Extracting recording using egrep

vegasluxor · October 9, 2013, 6:32am

Hello,

Need help using egrep

file format:
test.gz

Date, time, , number 1, number 2, counter...
20130618,912154, ,009912345678,911111111111,10000, , ,abc
20130618,982148, ,009101373810,034028791952294,8999, , ,gh

Want to extract number1 OR number2 records in files based on a two or three digit country code.
example:
country code: 91
then output should be line containing number1 or number2 starting with 91. (cases 0091<number>, 091<number>, +91<number>,91<number> )

How to use regular expressions in egrep ? Search position after 3rd comma or 4th comma and check for country code. Please help. Thanks !!!

rbatte1 · October 11, 2013, 6:35am

You could try with the expression similar to this:-

grep "^[0-9]*,[0-9]*, ,009[19] inputfile

I think that this translates as:-

^ - from start of line
[0-9] - the digits
* - repeated as many times as needed
, - the literal character which is your field separator
This is shown twice, then a space and the string starting 009 then either a 1 or a 9.

Does that get you started? You may need to use grep -E or egrep with the character | as a logical or between them if you want to have multiple options, e.g.:-

grep -E "^[0-9]*,[0-9]*, ,009[19]|^[0-9]*,[0-9]*, ,9[19]|^[0-9]*,[0-9]*, ,[0-9]*,009[19]|^[0-9]*,[0-9]*, ,[0-9]*,9[19] inputfile

I hope that this helps.
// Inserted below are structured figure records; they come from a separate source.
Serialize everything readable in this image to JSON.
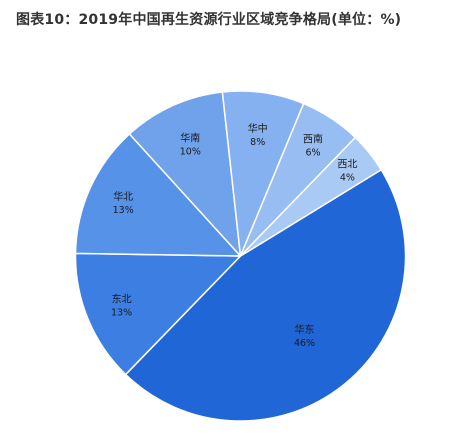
{
  "chart_data": {
    "type": "pie",
    "title": "图表10：2019年中国再生资源行业区域竞争格局(单位：%)",
    "categories": [
      "华东",
      "东北",
      "华北",
      "华南",
      "华中",
      "西南",
      "西北"
    ],
    "values": [
      46,
      13,
      13,
      10,
      8,
      6,
      4
    ],
    "value_labels": [
      "46%",
      "13%",
      "13%",
      "10%",
      "8%",
      "6%",
      "4%"
    ],
    "colors": [
      "#2166d6",
      "#3d7ee2",
      "#5792e9",
      "#70a2ec",
      "#85b1f0",
      "#97bdf2",
      "#a9caf4"
    ],
    "legend": "none",
    "start_direction": "top-right, clockwise"
  }
}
I might have missed the point, so please show me some more input & expected results along with what you have tried & the output and I will see if we can refine it a bit.

Robin
Liverpool/Blackburn
UK

ctsgnb · October 11, 2013, 6:59am

Why not using awk ?

$ cat tst2
Date, time, , number 1, number 2, counter...
20130618,912154, ,009912345678,911111111111,10000, , ,abc
20130618,912154, ,009912345678,921111111111,10000, , ,abc
20130618,982148, ,009101373810,034028791952294,8999, , ,gh
$ CountryCode=92
$ awk -F, -vC="$CountryCode" '($4~"^[ 0]*"C)||($5~"^[ 0]*"C)' tst2
20130618,912154, ,009912345678,921111111111,10000, , ,abc
$ CountryCode=91
$ awk -F, -vC="$CountryCode" '($4~"^[ 0]*"C)||($5~"^[ 0]*"C)' tst2
20130618,912154, ,009912345678,911111111111,10000, , ,abc
20130618,982148, ,009101373810,034028791952294,8999, , ,gh
$

vegasluxor · October 11, 2013, 8:22am

@Robin
Thanks a lot !!! Yes! this will defiantly help me to start.

---------- Post updated at 07:22 AM ---------- Previous update was at 07:21 AM ----------
@ctsgnb
Will try it... thanks a lot!

RudiC · October 11, 2013, 8:32am

How about

grep -E "^(.*,){3}[ 0+,]*91" file

rbatte1 · October 11, 2013, 8:36am

Whoa! RudiC What's all that?

It looks neat, but I will have to work it out. :o

It could be wonderful shorthand that I will be pleased to learn/use.

Thanks,
Robin

RudiC · October 11, 2013, 8:59am

This may be even better, as it makes the leading comma check compulsory for both fields:

grep -E "^(.*,){2}.*, *[0+]{,2}91" file

rbatte1 · October 18, 2013, 8:53am

^(.*,){2}.*, *[0+]{,2}91

Please tell me if I have understood correctly, trying to color code to make it obvious what I'm looking at. The above expression equates to:-

From the start of line
Zero or more characters finishing in a comma (a field to us)
Twice
Another field
Zero or more spaces
A zero or a plus character
{,2} - okay I'm stuck on this one.
Literal string 91

For the one I'm stuck on, i have something telling me about {3} , {3,} or {3,6} but not the format you have. I could guess that it is 'less than or equal to 2' but my simple testing doesn't seem to get very far.

Robin

RudiC · October 18, 2013, 1:39pm

Actually, the more I look at my code, the more I see it needs some improvements/corrections, as I didn't test it against ALL possible input constellations. It worked for the file given, also for a handful of other test cases, but there may be uncovered cases.
Anyhow, my grep (grep (GNU grep) 2.14) did not complain on that {,2}, but you may be right that this is not a usual extended regex.